SUMMARY OF THE INVENTION
[0003] Embodiments of systems and methods according to the present
invention relate generally to liquid drainage, and more
particularly to improved passive liquid drainage grates.
[0004] An embodiment of a device according to the present invention
includes a first support member having a first support member
length, and a second support member spaced at least substantially
equidistant from the first support member along at least a majority
of the first support member length. A first plurality of spaced
drainage ribs extend from the first support member towards the
second support member, and a second plurality of spaced drainage
ribs extending from the second support member towards the first
support member. A third plurality of spaced drainage ribs extend
between and are coupled to the first plurality of drainage ribs and
the second plurality of drainage ribs.
[0005] According to an aspect of an embodiment of a device
according to the present invention, the third plurality of drainage
ribs is longitudinally offset from at least one of the first
plurality of drainage ribs and the second plurality of drainage
ribs. Such offset may create an alternating checkerboard pattern of
ribs and spaces. The first plurality of drainage ribs and the
second plurality of drainage ribs may be longitudinally
aligned.
[0006] According to another aspect of an embodiment of a device
according to the present invention, each drainage rib may include a
bottom surface that is coplanar with a bottom surface of every
other drainage rib.
[0007] According to a further aspect of an embodiment of a device
according to the present invention, each rib may extend from a rib
first end to a rib second end, having a rib height, wherein the rib
height measured at the rib first end may be different than the rib
height measured at the rib second end.
[0008] According to still another aspect of an embodiment of a
device according to the present invention, each respective rib
first end may be positioned closer to the first support structure
than each respective rib second end and the rib height measured at
the rib first end may be less than (e.g., shorter than) the rib
height measured at the rib second end.
[0009] According to yet another aspect of an embodiment of a device
according to the present invention, the device may further include
a drainage channel having an open top and a free edge, wherein the
second support member is secured to the free edge continuously
(e.g., with adhesive) and/or at one or more attachment locations
(e.g., with adhesive or with mechanical fasteners, such as screws).

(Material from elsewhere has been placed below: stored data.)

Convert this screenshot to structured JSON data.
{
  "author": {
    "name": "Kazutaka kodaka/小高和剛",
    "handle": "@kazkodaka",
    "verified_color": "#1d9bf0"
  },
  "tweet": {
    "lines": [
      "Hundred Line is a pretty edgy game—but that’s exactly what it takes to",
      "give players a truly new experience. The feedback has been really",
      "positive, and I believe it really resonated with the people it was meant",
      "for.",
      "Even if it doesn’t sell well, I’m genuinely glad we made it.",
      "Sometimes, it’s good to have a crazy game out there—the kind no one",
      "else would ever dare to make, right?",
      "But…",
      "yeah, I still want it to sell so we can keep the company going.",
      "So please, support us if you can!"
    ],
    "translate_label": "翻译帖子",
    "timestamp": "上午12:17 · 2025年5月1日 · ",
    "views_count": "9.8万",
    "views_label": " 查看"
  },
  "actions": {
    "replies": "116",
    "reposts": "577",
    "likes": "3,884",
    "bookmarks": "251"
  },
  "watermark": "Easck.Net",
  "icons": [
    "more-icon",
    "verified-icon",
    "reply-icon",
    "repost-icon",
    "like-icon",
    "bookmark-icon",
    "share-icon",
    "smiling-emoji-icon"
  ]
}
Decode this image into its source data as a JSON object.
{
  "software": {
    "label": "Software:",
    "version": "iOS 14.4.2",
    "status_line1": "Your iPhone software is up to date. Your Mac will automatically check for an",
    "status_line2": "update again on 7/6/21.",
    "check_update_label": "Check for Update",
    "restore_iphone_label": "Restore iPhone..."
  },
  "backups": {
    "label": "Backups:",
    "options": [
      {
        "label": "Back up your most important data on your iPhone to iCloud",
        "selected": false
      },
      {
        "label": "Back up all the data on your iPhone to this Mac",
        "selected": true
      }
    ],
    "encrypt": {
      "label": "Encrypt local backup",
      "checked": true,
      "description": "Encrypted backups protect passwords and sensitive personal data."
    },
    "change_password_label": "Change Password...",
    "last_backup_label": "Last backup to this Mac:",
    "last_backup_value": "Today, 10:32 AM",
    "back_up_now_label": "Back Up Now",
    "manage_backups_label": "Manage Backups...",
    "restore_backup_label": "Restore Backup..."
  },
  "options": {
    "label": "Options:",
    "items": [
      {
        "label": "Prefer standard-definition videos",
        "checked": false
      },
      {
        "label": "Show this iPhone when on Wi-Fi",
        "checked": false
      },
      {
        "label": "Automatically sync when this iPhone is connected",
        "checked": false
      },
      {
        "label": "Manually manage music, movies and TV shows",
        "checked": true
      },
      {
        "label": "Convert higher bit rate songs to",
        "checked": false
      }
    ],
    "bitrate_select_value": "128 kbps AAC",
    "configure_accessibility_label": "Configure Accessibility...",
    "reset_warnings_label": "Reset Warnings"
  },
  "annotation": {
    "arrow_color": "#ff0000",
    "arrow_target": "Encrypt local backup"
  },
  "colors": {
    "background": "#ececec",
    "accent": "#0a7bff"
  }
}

Such drainage channel may be a gutter secured to a building
facia.
[0010] According to still a further aspect of an embodiment of a
device according to the present invention, the device may have an
overall rectangular or circular shape.
[0011] According to yet a further aspect of an embodiment of a
device according to the present invention, at least one spacing rib
(and more preferably two spacing ribs) may be located and extending
between at least two adjacent drainage ribs, and preferably at
least one spacing rib is provided between all adjacent drainage
ribs. The spacing ribs are preferably substantially evenly
distributed along the length of the adjacent drainage ribs.
[0012] According to another embodiment of a device according to the
present invention, the device includes a first support member
having a first support member length and a second support member
spaced at least substantially equidistant from the first support
member along at least a majority of the first support member
length. A support beam preferably extends along a support beam
length and spaced at least substantially equidistant from the first
support member along at least a majority of the first support
member length. The support beam is preferably located between and
spaced from the first support member and the second support member.
A first plurality of drainage ribs extending from the first support
member to the support beam, a majority of the first plurality of
drainage ribs having an upper surface extending from a first end
coupled to the first support member to a second end coupled to the
support beam. A second plurality of drainage ribs extending from
the support beam to the second support member, a majority of the
second plurality of drainage ribs having an upper surface extending
from a first end coupled to the support beam to a second end
coupled to the second support member. The second end of the upper
surface of the majority of the first plurality of drainage ribs
terminates in a knee that is positioned at a greater distance from
the support beam than the first end of the upper surface of the
majority of the second plurality of drainage ribs. In an optional
configuration, the support beam is replaced with a pair of spaced
support beams and a third plurality of drainage ribs extending
therebetween. In this fashion, the first plurality of drainage ribs
extends from the first support member to a first of the support
beams and the second plurality of drainage ribs extends from a
second of the support beams to the second support member, and the
third plurality of drainage ribs (which may be laterally offset
from the first plurality and/or second plurality) extends from the
first support beam to the second support beam.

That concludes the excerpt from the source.